Let $M_A$, $M_B$ and $M_C$ be the midpoints of arcs $BC,CA,AB$ (not containing the opposite vertex). Recall the fact that $M_BM_C$ is the perpendicular bisector of $AI$, etc. So we can rewrite the problem taking $M_A,M_B,M_C$ as the reference triangle: Quote: Let $\triangle ABC$ be a triangle with orthocenter $H$, and let $P$ be a point on its circumcircle. Let $R$ be the second intersection of $AH$ and $(ABC)$. Let the tangent to $(HPR)$ through $H$ meet $AB$ at $K$ and $AC$ at $L$. Prove that $(PLK)$ is tangent to $(PHR)$. Observe that \[ \angle PHK = \angle PRH = \angle PRA = 180 - \angle KBP, \]hence $PBKH$ is cyclic. Similarly, $HCLR$ is also cyclic. Now, we consider the (negative) inversion around $H$ sending $A,B,C$ to the feet of the altitudes. We can now rewrite the problem for a second time (this time i'll mantain the point names): Quote: Let $ABC$ be a triangle with incenter $H$, and let $AH$ meet $(ABC)$ again at $R$. Let $P$ be a point on $(ABC)$. If $L\in (AHC)$ and $K\in (AHB)$ such that $H\in LK$ and $RP\parallel LK$, prove that $PL = PK$. So now there's no weird circles to take care of. Notice that the cyclic quads we proved earlier now translate into $P,C,L$ being collinear and $P,B,K$ being collinear. Now the problem is obvious: if $\ell$ is the bisector of $\angle LPK$, then $\ell$ is perpendicular to $PR$ (as $R$ is the arc midpoint), hence $\ell \perp LK$, implying that $PLK$ is isoscelles in $P$.

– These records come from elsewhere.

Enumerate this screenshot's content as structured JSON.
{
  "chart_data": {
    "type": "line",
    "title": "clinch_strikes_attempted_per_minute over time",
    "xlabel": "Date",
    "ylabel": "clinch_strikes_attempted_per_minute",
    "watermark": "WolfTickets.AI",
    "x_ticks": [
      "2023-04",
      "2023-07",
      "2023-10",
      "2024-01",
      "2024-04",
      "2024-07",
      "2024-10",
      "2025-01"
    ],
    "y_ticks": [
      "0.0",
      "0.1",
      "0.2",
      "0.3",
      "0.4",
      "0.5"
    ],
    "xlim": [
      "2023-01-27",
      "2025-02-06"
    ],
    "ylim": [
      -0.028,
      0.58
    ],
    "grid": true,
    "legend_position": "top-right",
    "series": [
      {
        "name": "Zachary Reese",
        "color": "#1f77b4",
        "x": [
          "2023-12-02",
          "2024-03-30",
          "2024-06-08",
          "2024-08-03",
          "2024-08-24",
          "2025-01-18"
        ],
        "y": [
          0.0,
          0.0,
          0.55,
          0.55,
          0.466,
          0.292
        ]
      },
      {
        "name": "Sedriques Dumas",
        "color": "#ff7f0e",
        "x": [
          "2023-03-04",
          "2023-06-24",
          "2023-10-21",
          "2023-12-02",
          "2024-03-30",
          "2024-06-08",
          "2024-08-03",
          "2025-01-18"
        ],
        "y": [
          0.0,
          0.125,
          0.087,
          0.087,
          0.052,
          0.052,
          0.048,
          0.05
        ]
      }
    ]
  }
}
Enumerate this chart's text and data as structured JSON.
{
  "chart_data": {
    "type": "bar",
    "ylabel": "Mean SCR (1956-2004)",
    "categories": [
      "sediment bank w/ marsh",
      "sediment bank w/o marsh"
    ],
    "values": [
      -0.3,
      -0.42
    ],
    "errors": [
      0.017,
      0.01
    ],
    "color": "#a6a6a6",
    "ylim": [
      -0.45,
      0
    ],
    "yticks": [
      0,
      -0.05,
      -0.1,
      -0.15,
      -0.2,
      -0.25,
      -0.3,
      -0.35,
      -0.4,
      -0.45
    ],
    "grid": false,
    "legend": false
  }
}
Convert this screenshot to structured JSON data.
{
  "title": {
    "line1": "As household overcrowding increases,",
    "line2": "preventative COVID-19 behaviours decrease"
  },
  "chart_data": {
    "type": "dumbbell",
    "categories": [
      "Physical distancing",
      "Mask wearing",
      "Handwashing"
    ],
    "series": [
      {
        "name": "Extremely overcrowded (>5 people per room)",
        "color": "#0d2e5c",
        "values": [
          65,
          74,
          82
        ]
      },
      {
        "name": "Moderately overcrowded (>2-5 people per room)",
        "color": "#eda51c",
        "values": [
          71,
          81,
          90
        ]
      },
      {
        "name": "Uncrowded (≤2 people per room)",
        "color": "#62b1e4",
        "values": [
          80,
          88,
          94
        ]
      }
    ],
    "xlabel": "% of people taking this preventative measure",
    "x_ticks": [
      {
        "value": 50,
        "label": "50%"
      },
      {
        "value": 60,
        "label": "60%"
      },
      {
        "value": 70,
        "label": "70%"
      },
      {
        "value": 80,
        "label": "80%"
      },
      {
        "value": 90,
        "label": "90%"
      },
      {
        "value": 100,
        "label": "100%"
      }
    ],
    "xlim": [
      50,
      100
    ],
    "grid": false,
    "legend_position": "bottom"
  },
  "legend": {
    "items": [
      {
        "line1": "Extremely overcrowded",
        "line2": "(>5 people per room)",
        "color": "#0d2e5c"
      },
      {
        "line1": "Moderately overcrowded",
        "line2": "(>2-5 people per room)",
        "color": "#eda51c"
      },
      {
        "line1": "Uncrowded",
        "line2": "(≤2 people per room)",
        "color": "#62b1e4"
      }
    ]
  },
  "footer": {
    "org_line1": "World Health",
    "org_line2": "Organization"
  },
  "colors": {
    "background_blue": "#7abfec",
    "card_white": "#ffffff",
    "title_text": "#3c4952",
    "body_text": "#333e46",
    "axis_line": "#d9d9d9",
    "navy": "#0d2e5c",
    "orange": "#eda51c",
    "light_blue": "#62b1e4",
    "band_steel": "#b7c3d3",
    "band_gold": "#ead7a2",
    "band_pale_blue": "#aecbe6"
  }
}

Let $AI$ meet the circumcircle at $M$. By Pascal's theorem, $BK$ and $CL$ intersect at a point $S$ that lies on the circle $(ABC)$. Let $P'$ be the second intersection of circles $(SKL)$ and $(SBC)$. Let $P'D$ meet $BC$ at $D$ In the spiral similarity $\triangle P'KL \sim P'BC$, $$\frac{KI}{IL} = \frac{KB}{CL} = \frac{FB}{FC} = \frac{BD}{DC}$$So we actually have $P'KLI \sim P'BCD$. Next, $$\measuredangle P'AI= \measuredangle P'AM =\measuredangle P'DB =\measuredangle P'IK$$which means that $P'AI$ is tangent to $KL$ at $I$ and $P'=P$ Now, just note that $PI$ is the angle bisector of $\angle KPL$ due to similarity and by Archimede's lemma, $(PKL)$ is tangent to $(API)$

Let $M_b, M_c$ be midpoints of the minor arcs $AC, AB$. We have to prove that $PI$ bisects $\angle KPL$. We have that $\angle KM_cI=\angle KM_bI$, so we will be done if we prove that $IKM_cP$ and $ILM_bP$ are cyclic. Indeed, $\angle PIL=\angle PAI=\angle KM_cP$, done.